Erdogan a répété à Cologne que tout cela n'est que le fruit du complot des médias, des dirigeants politiques étrangers qui jalousent en fait les succès de la Turquie (voir mon billet Gauck fait la leçon à Erdogan...) et du mouvement populaire islamiste « Gulen » qui s'est retourné contre son parti, l'AKP, après avoir assuré son succès. Avec assurance, rejetant l'arrogance des pays européens à l'égard de la Turquie, Erdogan a souligné à Cologne sous les ovations de ses partisans, que l'Allemagne est certes le numéro un en Europe avec 0,8 % de croissance. Pourtant a-t-il poursuivi, même si « je ne peux pas encore l'assurer notre économie elle va vraisemblablement afficher une croissance de 4 %.»

« Erdogan.JPGOn dit qu'Erdogan est un dictateur assure Esma Burunsuz, 21 ans dont les propos sont rapportés par der Spiegel. Mais en Turquie nous avons la liberté d'opinion. Un peu trop à mon avis d'ailleurs. L'interdiction de Twitter par exemple était juste. Tout le monde s'y précipite pour charger Erdogan et sa famille. Cela devrait être interdit. Maintenant on peut retrouver les traces de ceux qui écrivent le pire sur Erdogan et je trouve ça normal.

« J'aime Erdogan par dessus tout. Il construit des écoles en Turquie qui son plus modernes que nombre d'écoles en Allemagne. Dans bien des établissements, les élèves apprennent avec des Ipad qu'il n'y a pas ici. Je crois que les gens en Allemagne sont jaloux d'Erdogan et c'est pour ça qu'ils le critiquent. »

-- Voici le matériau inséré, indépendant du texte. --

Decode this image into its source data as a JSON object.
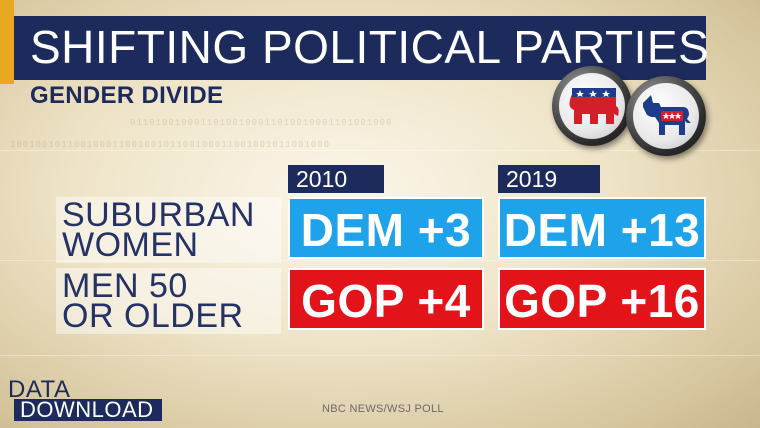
{
  "header": {
    "title": "SHIFTING POLITICAL PARTIES",
    "subtitle": "GENDER DIVIDE"
  },
  "logos": [
    {
      "icon": "republican-elephant-icon",
      "color": "#d21f2a"
    },
    {
      "icon": "democratic-donkey-icon",
      "color": "#1d3c8c"
    }
  ],
  "table": {
    "years": [
      "2010",
      "2019"
    ],
    "rows": [
      {
        "label_line1": "SUBURBAN",
        "label_line2": "WOMEN",
        "values": [
          "DEM +3",
          "DEM +13"
        ],
        "party": "dem"
      },
      {
        "label_line1": "MEN 50",
        "label_line2": "OR OLDER",
        "values": [
          "GOP +4",
          "GOP +16"
        ],
        "party": "gop"
      }
    ]
  },
  "colors": {
    "dem": "#1ea3ea",
    "gop": "#e3131a",
    "navy": "#1d2a5c",
    "gold": "#e8a921"
  },
  "brand": {
    "line1": "DATA_",
    "line2": "DOWNLOAD"
  },
  "source": "NBC NEWS/WSJ POLL"
}
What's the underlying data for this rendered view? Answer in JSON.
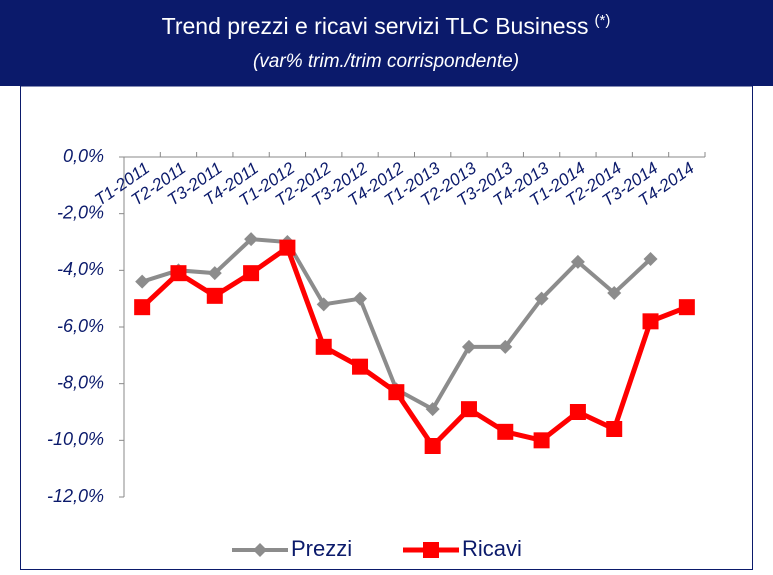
{
  "chart_data": {
    "type": "line",
    "title": "Trend prezzi e ricavi servizi TLC Business",
    "title_note": "(*)",
    "subtitle": "(var% trim./trim corrispondente)",
    "categories": [
      "T1-2011",
      "T2-2011",
      "T3-2011",
      "T4-2011",
      "T1-2012",
      "T2-2012",
      "T3-2012",
      "T4-2012",
      "T1-2013",
      "T2-2013",
      "T3-2013",
      "T4-2013",
      "T1-2014",
      "T2-2014",
      "T3-2014",
      "T4-2014"
    ],
    "series": [
      {
        "name": "Prezzi",
        "color": "#8c8c8c",
        "values": [
          -4.4,
          -4.0,
          -4.1,
          -2.9,
          -3.0,
          -5.2,
          -5.0,
          -8.2,
          -8.9,
          -6.7,
          -6.7,
          -5.0,
          -3.7,
          -4.8,
          -3.6,
          null
        ]
      },
      {
        "name": "Ricavi",
        "color": "#ff0000",
        "values": [
          -5.3,
          -4.1,
          -4.9,
          -4.1,
          -3.2,
          -6.7,
          -7.4,
          -8.3,
          -10.2,
          -8.9,
          -9.7,
          -10.0,
          -9.0,
          -9.6,
          -5.8,
          -5.3
        ]
      }
    ],
    "ylim": [
      -12,
      0
    ],
    "yticks": [
      {
        "value": 0,
        "label": "0,0%"
      },
      {
        "value": -2,
        "label": "-2,0%"
      },
      {
        "value": -4,
        "label": "-4,0%"
      },
      {
        "value": -6,
        "label": "-6,0%"
      },
      {
        "value": -8,
        "label": "-8,0%"
      },
      {
        "value": -10,
        "label": "-10,0%"
      },
      {
        "value": -12,
        "label": "-12,0%"
      }
    ],
    "legend": "bottom"
  }
}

Erdogan n'a pas manqué de fustiger les médias allemands, la presse, dont der Spiegel qui avait titré l'une de ses unes des mots d'un mineur de Soma «va au diable Erdogan ». Le maire de Cologne s'était inquiété de la « provocation » du premier ministre tenant meeting de campagne en Allemagne, quelques jours après la catastrophe de Soma. Les quotidiens allemands il est vrai n'épargnent pas le premier ministre turc.

Mais le fait qu'il vienne rassembler ses « frères et sœur » dans des meetings monstre à Cologne, les invitant à s'intégrer en Allemagne, tout en rejetant toute politique d'assimilation, est un bon exemple de la tolérance à l'égard de sa première communauté d'immigrés instituée par la République fédérale, qui pourrait faire réfléchir en France. Ou l'on imagine mal Bouteflika (mettons entre parenthèse ses problèmes de locomotion) venir tenir meeting aux halles de la Villette, lors de la campagne électorale des présidentielles en Algérie. Avec contre manifestation de ses opposants.